Reddy is strengthening his team – as are other parties.
“AI will have a resounding effect in creating the narrative,” Reddy told Al Jazeera. “The political AI-manipulated content will increase multifold, much more than what it ever was.”
‘Campaigns are getting weirder’
From the desert town of Pushkar in western India, 30-year-old Divyendra Singh Jadoun runs an AI startup, The Indian Deepfaker. Launched in October 2020, his company cloned the voice of Rajasthan state’s Congress chief ministerial candidate Ashok Gehlot for his team to send personalised messages on WhatsApp, addressing each voter by their name, during November assembly elections. The Indian Deepfaker is currently working with the team of Sikkim’s Chief Minister Prem Singh Tamang for holograms during upcoming campaigns. Sikkim is one of India’s smallest states in the northeast, perched on the Himalayas between India, Bhutan and China.
That’s the clean, official work, he said. But in recent months, he has been swamped by what he describes as “unethical requests” from political campaigns. “The political parties reach out indirectly via international numbers on WhatsApp, burner handles on Instagram, or connect on Telegram,” Jadoun told Al Jazeera in a phone interview.
In the November election, his company denied more than 50 such requests, he said, where potential clients wanted videos and audio altered to target political opponents, including with pornography.

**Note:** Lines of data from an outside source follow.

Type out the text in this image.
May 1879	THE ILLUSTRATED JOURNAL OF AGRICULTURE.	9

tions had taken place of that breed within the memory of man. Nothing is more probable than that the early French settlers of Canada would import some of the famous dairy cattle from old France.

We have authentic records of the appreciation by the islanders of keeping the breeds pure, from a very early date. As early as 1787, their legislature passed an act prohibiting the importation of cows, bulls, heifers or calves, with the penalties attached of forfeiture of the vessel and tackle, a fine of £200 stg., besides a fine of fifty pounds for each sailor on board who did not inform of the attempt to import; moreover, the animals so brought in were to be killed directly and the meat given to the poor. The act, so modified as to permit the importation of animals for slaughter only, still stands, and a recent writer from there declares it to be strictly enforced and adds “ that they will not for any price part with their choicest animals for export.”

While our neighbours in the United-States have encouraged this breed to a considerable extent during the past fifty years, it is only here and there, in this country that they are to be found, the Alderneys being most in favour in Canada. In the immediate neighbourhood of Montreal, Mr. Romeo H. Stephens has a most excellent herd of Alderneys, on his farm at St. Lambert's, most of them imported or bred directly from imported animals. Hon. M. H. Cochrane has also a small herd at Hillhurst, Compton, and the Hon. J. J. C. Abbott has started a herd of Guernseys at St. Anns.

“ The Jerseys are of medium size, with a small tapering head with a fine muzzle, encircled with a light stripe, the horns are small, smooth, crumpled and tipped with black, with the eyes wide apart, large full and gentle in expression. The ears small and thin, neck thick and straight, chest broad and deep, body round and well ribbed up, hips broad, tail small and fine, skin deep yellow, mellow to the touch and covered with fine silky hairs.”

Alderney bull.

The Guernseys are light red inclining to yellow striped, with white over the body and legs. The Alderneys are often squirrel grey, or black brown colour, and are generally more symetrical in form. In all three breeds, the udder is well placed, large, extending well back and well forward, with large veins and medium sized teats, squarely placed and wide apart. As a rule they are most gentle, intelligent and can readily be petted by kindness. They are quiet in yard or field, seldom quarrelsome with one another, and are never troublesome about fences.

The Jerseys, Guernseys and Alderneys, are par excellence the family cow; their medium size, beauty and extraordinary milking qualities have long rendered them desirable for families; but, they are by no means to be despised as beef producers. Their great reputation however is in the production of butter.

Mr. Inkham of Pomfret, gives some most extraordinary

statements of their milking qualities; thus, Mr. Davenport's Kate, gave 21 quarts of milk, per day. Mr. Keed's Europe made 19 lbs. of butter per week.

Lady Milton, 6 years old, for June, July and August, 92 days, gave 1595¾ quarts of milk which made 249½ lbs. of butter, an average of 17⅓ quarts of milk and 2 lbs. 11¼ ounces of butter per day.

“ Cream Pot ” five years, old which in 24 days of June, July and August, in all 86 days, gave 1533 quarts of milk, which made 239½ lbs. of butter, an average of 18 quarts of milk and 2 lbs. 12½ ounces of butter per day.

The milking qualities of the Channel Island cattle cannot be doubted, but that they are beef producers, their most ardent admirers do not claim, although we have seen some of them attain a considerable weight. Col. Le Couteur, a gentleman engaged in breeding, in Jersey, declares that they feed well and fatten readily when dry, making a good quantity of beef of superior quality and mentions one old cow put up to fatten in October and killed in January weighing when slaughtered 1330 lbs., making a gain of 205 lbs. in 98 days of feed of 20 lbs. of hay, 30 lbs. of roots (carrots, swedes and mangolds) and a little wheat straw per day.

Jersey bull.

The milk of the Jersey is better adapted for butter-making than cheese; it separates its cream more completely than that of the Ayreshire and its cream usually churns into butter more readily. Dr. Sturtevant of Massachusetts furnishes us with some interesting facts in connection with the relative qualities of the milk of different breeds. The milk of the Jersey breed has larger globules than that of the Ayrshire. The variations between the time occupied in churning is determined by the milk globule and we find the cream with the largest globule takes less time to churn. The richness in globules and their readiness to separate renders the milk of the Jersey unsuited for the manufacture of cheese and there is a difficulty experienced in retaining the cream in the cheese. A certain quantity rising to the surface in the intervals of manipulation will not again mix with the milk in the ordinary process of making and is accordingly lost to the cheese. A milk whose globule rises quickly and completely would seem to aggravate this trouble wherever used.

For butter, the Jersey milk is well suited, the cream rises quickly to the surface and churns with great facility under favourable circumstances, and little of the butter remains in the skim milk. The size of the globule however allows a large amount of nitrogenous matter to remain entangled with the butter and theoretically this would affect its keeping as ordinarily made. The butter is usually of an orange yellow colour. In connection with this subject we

As a startup, Jadoun said his company is particularly careful to avoid any legal trouble. “And it is a very unethical use of AI,” he added. “But I know many people who are doing it for very low prices and are readily available now.”
During the election campaigns for the state legislatures of Madhya Pradesh in central India and Rajasthan in the west last November, police registered multiple cases for deepfake videos targeting senior politicians including Modi, Shivraj Singh Chauhan, Kailash Vijayvargia (all BJP) and Kamal Nath (Congress). The deepfake content production is often outsourced to private consulting firms, which rely on social media networks for distribution, spearheaded by WhatsApp.
A political consultant who requested anonymity told Al Jazeera that numbers of ordinary citizens with no public profile are registered on WhatsApp and used for the campaigns to make it harder for anyone to directly trace them back to parties, candidates, consultants and AI firms.
This consultant ran six campaigns in assembly elections last year for both the BJP and Congress. “In Rajasthan, we were using phone numbers of construction labourers to run our network on WhatsApp,” they said, “where deepfakes were primarily circulated.”
Meanwhile, AI-manipulated audios are particularly valuable tools in smaller constituencies, “targeting candidates with forged call recordings about arranging ‘black money’ for elections or threatening someone to buy votes,” the consultant said, whose own candidate was targeted with one such recording. The recordings are generally masked with candidates’ voices to cast them as evidence of corruption.
“Manipulating voters by AI is not being considered a sin by any party,” they added. “It is just a part of the campaign strategy.”